The discovered schema is embedded in the agent's system prompt, so the LLM understands the full table structure without needing to call discovery tools. Schema discovery tools (sqlite_list_tables, postgres_inspect, etc.) are removed from the tool registry to save ~250–300 tokens per LLM call.

#Caching and Drift Detection

python
# Cache schema for 1 hour
agent = await Agent.from_db(
    "postgresql://user:pass@host/db",
    cache_ttl=3600
)

When cache_ttl is set:

  • On a cache hit, discovery is skipped entirely
  • On expiry, the schema is re-discovered and the cache is updated
  • If re-discovery fails, the expired cache is used with a warning
  • If the new schema differs from the cached one, drift is logged and the system prompt is updated

#Analyst Toolkit

With toolkit="analyst" (the default), six in-process analysis tools are registered:

ToolDescription
pivot_tablePivot rows into a cross-tabulation
correlateCompute column correlation matrix
detect_anomaliesStatistical outlier detection
compare_entitiesCompare two entities row-by-row
find_similarFind rows most similar to a reference row
forecast_trendSimple trend forecasting on time-series data

These tools run in-process (no extra LLM call) and operate on data already fetched by the query tools.


#Optional Integrations

#Lineage

Automatically creates a LineagePlugin and registers foreign-key relationships discovered during schema discovery:

python
agent = await Agent.from_db(
    "postgresql://user:pass@host/db",
    lineage=True
)
# agent._db_lineage is the LineagePlugin instance
 
# Or pass your own:
from daita.plugins import lineage
lin = lineage()
agent = await Agent.from_db("postgresql://...", lineage=lin)

#Memory

Auto-creates a MemoryPlugin and runs numeric column calibration on first use:

python
agent = await Agent.from_db(
    "postgresql://user:pass@host/db",
    memory=True
)

Calibration infers column units (e.g. "amount is in USD cents") and stores them in memory.
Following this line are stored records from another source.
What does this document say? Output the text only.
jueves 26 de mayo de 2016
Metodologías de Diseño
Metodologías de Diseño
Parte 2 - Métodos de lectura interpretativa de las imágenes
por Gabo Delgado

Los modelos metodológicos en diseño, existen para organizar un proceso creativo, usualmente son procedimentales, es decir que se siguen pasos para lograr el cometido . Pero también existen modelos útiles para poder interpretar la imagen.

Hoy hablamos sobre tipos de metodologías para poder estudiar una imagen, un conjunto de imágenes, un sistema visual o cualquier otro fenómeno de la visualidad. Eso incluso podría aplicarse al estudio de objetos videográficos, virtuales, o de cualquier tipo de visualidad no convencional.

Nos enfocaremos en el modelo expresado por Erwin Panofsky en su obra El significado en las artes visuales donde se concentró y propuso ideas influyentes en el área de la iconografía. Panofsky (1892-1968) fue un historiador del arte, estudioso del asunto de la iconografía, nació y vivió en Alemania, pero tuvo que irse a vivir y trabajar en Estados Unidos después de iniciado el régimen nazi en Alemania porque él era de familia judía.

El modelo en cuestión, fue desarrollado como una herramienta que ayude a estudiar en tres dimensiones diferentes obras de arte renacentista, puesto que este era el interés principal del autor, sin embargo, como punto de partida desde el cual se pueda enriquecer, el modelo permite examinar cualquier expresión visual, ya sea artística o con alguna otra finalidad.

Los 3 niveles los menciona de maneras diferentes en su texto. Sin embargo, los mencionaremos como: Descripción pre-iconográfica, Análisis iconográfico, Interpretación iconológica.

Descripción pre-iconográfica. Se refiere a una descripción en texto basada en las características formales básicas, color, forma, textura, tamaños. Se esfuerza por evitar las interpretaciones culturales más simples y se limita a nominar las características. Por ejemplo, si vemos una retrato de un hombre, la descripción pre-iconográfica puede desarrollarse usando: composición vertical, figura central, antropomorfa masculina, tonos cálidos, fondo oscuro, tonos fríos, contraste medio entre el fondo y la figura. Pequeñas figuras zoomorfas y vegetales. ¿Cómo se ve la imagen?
Subsequent agent runs use this context automatically.

#Conversation History

Enables conversational drilldown across multiple run() calls:

python
agent = await Agent.from_db(
    "postgresql://user:pass@host/db",
    history=True
)
 
await agent.start()
await agent.run("How many orders last week?")
await agent.run("Break that down by region")  # references prior context

#Error Handling

python
from daita import Agent
from daita.core.exceptions import AgentError
 
try:
    agent = await Agent.from_db("postgresql://user:wrong@host/db")
except AgentError as e:
    if "Failed to connect" in str(e):
        print("Check database credentials and host")
    elif "Schema discovery failed" in str(e):
        print("Connected but schema discovery failed — check schema parameter")
except ValueError as e:
    print(f"Invalid connection string: {e}")

#Best Practices

  • Use read_only=True (the default) in production to prevent accidental writes.
  • Provide a prompt with business context (e.g. column naming conventions, currency units, time zone) to improve answer accuracy.
  • Enable cache_ttl for large schemas or when starting multiple agents from the same database — schema discovery can be slow on wide schemas.
  • Use history=True for interactive Q&A workflows where users follow up on prior questions.
  • Set name explicitly to a meaningful identifier — it appears in logs, traces, and the system prompt.